Everyone’s attention may be taken up by the recent spacewalk but astronauts weren’t the only things that exited the International Space Station last week.
The ISS jettisoned its largest piece of space junk ever on March 11. The external pallet, containing old Nickel-Hydrogen batteries, weighed about 2.9 tonnes. This makes it the biggest object to be dropped from the ISS since 2007.
EP9, the external pallet from the HTV-9 cargo ship, was jettisoned from the ISS by the Canadarm-2 robot arm today, Mar 11 (possibly around 1100 UTC? Does anyone have the correct time?). With 9 old batteries attached, it has a mass of about 2430 kg.
— Jonathan McDowell (@planet4589) March 11, 2021
The exposed pallet was delivered by Japan’s final HTV supply ship to the ISS last May. It carried six lithium-ion battery orbital replacement units which astronauts connected last year. The old nickel-hydrogen batteries were then moved and placed onto the pallet to be jettisoned.
The pallet was removed by the 17 meter-long Canada robotic arm, which NASA’s ground teams controlled from the Johnson Space Centre. The whole event was streamed live for viewers on the ISS website.
NASA said that the pallet will orbit Earth for approximately 2-4 years before it is predicted to re-enter Earth’s atmosphere.
— Mike Hopkins (@Astro_illini) March 11, 2021
Cloudy with a chance of space junk
So should we be worried about a 2-tonne pallet of space rubbish dropping on us one day?
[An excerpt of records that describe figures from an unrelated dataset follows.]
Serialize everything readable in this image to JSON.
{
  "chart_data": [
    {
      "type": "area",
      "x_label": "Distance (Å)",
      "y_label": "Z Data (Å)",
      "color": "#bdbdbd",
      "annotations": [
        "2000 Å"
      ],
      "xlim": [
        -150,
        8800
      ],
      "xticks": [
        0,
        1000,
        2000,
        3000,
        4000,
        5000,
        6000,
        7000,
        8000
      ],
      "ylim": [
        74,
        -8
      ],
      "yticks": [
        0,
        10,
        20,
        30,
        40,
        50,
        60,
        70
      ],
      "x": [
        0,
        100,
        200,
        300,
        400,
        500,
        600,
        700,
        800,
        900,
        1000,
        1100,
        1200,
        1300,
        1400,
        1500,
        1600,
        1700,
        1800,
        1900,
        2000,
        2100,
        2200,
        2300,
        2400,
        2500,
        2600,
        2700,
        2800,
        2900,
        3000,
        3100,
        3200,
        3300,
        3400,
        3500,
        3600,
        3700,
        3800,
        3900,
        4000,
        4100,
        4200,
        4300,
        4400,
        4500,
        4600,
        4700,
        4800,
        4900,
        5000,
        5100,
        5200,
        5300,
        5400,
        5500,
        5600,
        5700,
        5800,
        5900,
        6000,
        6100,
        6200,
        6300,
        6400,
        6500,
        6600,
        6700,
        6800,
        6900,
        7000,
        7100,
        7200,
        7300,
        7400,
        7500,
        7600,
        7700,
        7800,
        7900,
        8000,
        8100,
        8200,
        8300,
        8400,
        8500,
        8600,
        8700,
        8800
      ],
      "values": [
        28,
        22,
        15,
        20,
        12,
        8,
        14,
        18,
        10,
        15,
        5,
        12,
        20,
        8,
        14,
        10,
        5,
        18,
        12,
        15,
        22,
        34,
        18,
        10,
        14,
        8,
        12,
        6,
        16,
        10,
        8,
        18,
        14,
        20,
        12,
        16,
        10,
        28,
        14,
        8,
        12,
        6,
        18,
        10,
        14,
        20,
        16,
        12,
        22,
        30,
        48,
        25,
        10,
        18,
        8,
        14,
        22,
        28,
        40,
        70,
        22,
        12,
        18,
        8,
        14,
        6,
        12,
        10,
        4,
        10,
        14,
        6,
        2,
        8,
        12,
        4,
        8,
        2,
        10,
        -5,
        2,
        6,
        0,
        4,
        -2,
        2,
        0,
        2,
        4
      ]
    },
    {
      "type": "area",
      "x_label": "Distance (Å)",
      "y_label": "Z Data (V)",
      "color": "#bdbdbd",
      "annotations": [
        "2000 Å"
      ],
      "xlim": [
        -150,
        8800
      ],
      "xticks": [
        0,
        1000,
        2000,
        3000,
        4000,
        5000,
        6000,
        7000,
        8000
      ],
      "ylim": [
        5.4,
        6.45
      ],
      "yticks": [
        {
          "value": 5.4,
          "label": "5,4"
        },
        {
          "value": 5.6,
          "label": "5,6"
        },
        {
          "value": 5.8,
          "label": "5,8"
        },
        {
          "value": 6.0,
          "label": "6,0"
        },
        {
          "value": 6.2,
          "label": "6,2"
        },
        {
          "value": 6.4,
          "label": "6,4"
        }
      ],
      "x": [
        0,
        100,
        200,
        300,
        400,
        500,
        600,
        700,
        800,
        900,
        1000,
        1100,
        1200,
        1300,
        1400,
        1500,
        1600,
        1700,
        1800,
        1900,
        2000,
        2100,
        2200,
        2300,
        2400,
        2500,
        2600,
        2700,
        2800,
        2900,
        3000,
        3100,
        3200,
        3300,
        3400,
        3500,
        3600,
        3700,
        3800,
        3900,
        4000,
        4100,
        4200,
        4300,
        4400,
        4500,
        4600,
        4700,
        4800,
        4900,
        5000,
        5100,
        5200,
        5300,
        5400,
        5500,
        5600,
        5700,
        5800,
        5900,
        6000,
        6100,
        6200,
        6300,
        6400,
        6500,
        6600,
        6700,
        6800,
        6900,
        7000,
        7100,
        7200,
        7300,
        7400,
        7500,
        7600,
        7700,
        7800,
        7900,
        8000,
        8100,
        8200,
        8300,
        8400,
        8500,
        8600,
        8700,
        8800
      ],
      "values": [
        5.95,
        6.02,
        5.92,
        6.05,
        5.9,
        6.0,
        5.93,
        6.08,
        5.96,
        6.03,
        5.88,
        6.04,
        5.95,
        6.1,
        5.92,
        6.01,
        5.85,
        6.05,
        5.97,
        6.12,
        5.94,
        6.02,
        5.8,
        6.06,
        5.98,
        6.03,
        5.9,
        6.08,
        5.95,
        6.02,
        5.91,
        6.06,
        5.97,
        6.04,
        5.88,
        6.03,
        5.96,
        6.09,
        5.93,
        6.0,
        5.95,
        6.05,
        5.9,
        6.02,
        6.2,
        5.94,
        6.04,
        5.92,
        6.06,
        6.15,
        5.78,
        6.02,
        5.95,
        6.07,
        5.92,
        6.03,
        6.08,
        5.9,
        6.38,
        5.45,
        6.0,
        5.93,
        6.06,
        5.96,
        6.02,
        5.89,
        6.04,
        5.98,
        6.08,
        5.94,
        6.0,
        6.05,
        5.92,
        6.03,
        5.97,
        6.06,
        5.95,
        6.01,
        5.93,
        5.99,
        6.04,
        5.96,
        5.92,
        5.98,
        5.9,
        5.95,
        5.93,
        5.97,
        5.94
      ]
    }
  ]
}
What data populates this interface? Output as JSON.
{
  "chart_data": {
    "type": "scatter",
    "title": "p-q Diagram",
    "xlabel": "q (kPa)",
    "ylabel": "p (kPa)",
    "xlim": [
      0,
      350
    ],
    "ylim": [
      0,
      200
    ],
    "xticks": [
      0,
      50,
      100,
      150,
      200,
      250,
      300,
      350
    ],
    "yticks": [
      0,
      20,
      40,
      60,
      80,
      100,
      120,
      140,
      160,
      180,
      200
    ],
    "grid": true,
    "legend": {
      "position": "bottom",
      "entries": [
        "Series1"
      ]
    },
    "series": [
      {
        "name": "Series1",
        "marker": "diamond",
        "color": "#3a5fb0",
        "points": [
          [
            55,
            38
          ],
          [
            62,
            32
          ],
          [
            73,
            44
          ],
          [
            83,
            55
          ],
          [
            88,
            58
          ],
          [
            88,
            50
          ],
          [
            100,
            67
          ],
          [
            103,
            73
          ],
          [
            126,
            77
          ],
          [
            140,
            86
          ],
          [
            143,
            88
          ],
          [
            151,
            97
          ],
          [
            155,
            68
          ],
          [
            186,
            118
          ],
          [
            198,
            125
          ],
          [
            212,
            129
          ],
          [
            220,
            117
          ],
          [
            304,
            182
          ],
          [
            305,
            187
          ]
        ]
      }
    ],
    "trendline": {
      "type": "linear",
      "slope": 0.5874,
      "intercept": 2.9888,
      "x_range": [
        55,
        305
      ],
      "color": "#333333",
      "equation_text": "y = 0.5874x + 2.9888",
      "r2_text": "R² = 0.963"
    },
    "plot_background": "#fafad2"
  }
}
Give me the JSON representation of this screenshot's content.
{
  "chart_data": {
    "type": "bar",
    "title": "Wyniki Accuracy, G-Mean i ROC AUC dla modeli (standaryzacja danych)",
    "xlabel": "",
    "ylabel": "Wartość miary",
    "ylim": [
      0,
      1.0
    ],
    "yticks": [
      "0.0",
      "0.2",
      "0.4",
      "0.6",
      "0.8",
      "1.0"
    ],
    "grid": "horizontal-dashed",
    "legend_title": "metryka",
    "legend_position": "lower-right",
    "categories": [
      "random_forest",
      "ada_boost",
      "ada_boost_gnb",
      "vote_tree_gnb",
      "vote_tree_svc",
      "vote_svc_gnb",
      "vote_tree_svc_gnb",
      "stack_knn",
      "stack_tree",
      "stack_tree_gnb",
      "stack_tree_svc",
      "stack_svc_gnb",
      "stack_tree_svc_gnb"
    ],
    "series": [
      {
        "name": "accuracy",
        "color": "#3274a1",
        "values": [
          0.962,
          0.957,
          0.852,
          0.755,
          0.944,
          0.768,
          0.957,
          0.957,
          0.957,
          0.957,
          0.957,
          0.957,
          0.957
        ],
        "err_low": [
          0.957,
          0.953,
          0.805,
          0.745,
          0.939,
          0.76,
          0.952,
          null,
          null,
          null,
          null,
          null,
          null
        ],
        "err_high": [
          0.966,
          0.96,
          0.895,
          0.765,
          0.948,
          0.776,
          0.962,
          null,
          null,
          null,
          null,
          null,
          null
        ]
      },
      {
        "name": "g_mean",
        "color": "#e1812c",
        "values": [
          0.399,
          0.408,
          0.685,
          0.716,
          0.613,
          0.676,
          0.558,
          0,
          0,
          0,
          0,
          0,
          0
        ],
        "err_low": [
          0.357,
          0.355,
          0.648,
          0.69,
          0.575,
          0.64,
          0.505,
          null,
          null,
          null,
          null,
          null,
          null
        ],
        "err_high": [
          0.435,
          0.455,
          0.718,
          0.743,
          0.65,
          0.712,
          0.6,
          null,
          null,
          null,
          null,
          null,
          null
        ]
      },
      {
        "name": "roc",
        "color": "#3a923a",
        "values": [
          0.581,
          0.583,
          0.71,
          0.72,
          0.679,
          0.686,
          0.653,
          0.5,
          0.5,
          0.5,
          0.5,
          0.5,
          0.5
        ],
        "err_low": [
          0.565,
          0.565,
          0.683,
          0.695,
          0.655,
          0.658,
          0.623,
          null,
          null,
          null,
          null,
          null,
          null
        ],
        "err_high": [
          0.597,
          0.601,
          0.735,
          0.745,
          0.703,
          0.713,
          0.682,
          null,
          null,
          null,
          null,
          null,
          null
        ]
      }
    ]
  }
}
According to Spaceflight Now, a statement from NASA claims it expects the pallet will burn up harmlessly in our atmosphere.
There is also apparently no chance that the pallet will orbit Earth and impact the ISS as it was jettisoned on a trajectory a safe distance away.
That being said, space debris trajectories aren’t an exact science and have been a bit of a problem in the past. Last year, a hunk of a Chinese rocket became the largest piece of uncontrolled space debris after it didn’t break up in Earth’s atmosphere. Thankfully, it crashed into the Atlantic Ocean.
New methods for removing space debris are always being considered as the quantity of junk grows. The European Space Agency recently signed a $140 million contract to use a space net to remove a payload adapter. The adapter could potentially cause problems with functioning satellites and the ISS, hence there’s an expensive plan to remove it.
If that fails, there’s always the old space harpoon option.